The pixels are still warm on my post about Cummingswrites, and here I am writing about reading. Such is life.

At the start of the new year, I tried a little experiment with my reading habits. Feeling a need to disconnect from the digital, I switched to reading only paper books. There are many reasons to make this switch, but here’s a handful of the ones that I muttered to myself:

  • You cannot escape that when you hold a book, you know you’re holding it. There’s something about that weight in your hands, the visible progress as the pages left begin to thin in comparison to the pages read.
  • Not everything’s digital. Maybe it’s because it wasn’t popularize enough to digitize, or maybe the rights aren’t available. Whatever the reason, there are actually books that aren’t available for downloadable purchase. Shocker.
  • We have a used bookstore nearby. Half-Price books has been wonderful for finding treasures. Granted, it’s not only the closest bookstore, it’s the only bookstore in the area. We live in a desert of brick and mortar books (unless you’re looking for religious tracts or new age manifests, which I am not).

At first, things were grand. I had (and still partially have) a stack of books to read. What could go wrong? As it turns out, I’m spoiled, and that was the beginning of my downfall.

  • The first thing I didn’t anticipate was the weight of it all. Most books I read fall somewhere between 300 and 1,000 pages. When your laptop is already back-breaking, adding the weight of a heavy book along with all of the other trappings of commuting – well, you begin to look for things you can drop from your back. Sitting or standing on the BART is fine, but you also have to carry that for the walk. Bah. I wasn’t up for it is the short of it.
  • I also quickly learned the pain of misplacing a book. As it turned out, it was hidden in my backpack, but not after spending days thinking I’d lost the book. With digital books, I have them synched across most of my devices. Misplace a device? Use another, it’ll pick up right where you left off.
  • A not inconsiderable factor: satisfying the Yearning, that mood, that itch needing scratched, that compels to me to drop whatever I’m reading and pursue something. Eleven at night is not an ideal time to go to a bookstore, if there was one, and if it was even open.  But in this digital age, for all its faults, we can at least download samples to see if a book will satisfy our craving.

And so I ultimately failed the paper only diet. Spoiled, perhaps, but I just can’t forgo using digital books in my life. Wiser friends have pointed out that it’s possible to read both formats – some paper, some digital. I call witchcraft. And concede that that is probably my path too.

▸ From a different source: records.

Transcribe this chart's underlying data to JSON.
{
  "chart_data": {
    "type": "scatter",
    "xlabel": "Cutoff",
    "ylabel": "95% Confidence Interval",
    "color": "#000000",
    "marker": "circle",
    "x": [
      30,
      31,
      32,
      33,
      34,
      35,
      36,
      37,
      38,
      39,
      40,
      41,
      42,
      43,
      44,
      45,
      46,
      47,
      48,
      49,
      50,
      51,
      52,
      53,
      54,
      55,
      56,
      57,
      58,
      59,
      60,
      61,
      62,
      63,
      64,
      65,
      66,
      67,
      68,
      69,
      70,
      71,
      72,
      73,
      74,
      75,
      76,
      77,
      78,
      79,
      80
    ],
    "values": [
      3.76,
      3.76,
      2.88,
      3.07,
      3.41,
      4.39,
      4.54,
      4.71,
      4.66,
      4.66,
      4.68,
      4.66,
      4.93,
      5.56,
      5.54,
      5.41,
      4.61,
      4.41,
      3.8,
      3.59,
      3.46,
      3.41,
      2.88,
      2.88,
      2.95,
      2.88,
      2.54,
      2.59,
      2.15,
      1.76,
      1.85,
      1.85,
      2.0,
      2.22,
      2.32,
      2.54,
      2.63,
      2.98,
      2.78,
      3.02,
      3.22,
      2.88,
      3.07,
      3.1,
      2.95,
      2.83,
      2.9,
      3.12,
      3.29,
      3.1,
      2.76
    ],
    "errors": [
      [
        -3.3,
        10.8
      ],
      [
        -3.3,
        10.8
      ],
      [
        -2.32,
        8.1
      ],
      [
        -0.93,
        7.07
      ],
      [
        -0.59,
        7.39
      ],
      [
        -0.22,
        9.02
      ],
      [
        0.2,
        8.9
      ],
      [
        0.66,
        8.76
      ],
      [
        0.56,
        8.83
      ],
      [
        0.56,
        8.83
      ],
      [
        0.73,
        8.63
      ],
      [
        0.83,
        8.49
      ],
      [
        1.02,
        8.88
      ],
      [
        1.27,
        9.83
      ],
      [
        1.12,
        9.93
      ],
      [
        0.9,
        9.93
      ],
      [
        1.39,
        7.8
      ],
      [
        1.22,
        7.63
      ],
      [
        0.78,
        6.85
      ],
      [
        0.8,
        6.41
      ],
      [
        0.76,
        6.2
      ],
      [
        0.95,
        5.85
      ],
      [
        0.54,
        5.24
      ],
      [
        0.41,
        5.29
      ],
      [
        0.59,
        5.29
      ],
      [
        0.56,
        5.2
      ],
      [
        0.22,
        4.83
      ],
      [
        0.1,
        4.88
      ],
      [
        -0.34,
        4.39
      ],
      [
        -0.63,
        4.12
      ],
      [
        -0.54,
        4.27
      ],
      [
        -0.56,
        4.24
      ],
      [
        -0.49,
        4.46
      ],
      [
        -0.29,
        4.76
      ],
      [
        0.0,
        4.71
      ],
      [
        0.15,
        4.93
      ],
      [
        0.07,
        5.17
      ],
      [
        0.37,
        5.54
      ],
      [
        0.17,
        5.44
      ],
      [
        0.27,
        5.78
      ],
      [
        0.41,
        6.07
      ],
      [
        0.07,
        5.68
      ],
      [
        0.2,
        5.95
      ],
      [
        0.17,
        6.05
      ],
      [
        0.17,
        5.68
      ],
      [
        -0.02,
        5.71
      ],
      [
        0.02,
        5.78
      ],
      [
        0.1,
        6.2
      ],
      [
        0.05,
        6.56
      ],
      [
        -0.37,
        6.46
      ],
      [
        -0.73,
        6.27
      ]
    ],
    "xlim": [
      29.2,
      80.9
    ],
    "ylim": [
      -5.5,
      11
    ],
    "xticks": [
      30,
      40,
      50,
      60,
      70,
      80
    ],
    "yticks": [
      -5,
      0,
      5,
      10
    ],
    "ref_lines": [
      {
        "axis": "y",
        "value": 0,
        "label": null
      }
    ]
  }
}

For this reading challenge, I challenged the format I read. Next, I think I want to challenge what I’m reading. For too long, my diet has been like the country western bar in Blues Brothers (the original movie – no remakes over here!). I’ve subsisted on a diet of two closely bound genres for too long. It is high time for some exposure, some broadening of the mind.

Some non-fiction.

Yeah, I said it – non-fiction. Books about real things with real people – or at least involving real people, though that won’t always be the case (I can think of a few pure science books that won’t even involve humans except as a footnote). I can’t say whether reading non-fiction will be my only diet – as in the case of trying to read only physical books, the path to success is one tempered in moderation, I suspect. I believe the health nuts call this a balance. Pffft. But we’ll see. New ideas expressed in new ways, about real things? Tell me more.

Because I’m enjoying this writing thing. Sure, I’ve been trying it for over a decade now, but I really feel like I’m starting to settle into my groove with it. But reading (what feels like) the same tropes repeated over and over can only result in fiction inspired to retread the same tropes. The argument that there are only so many stories, and we’re all just retelling the same story in different ways.

But then I look at humanity, and all of the different and fascinating – and horrific, and beautiful, and mesmerizing – things we do, and I figure, there has to be a few more stories out there we haven’t written down yet.

So maybe this post was about writing after all – because reading helps us find the stories that we tell each other.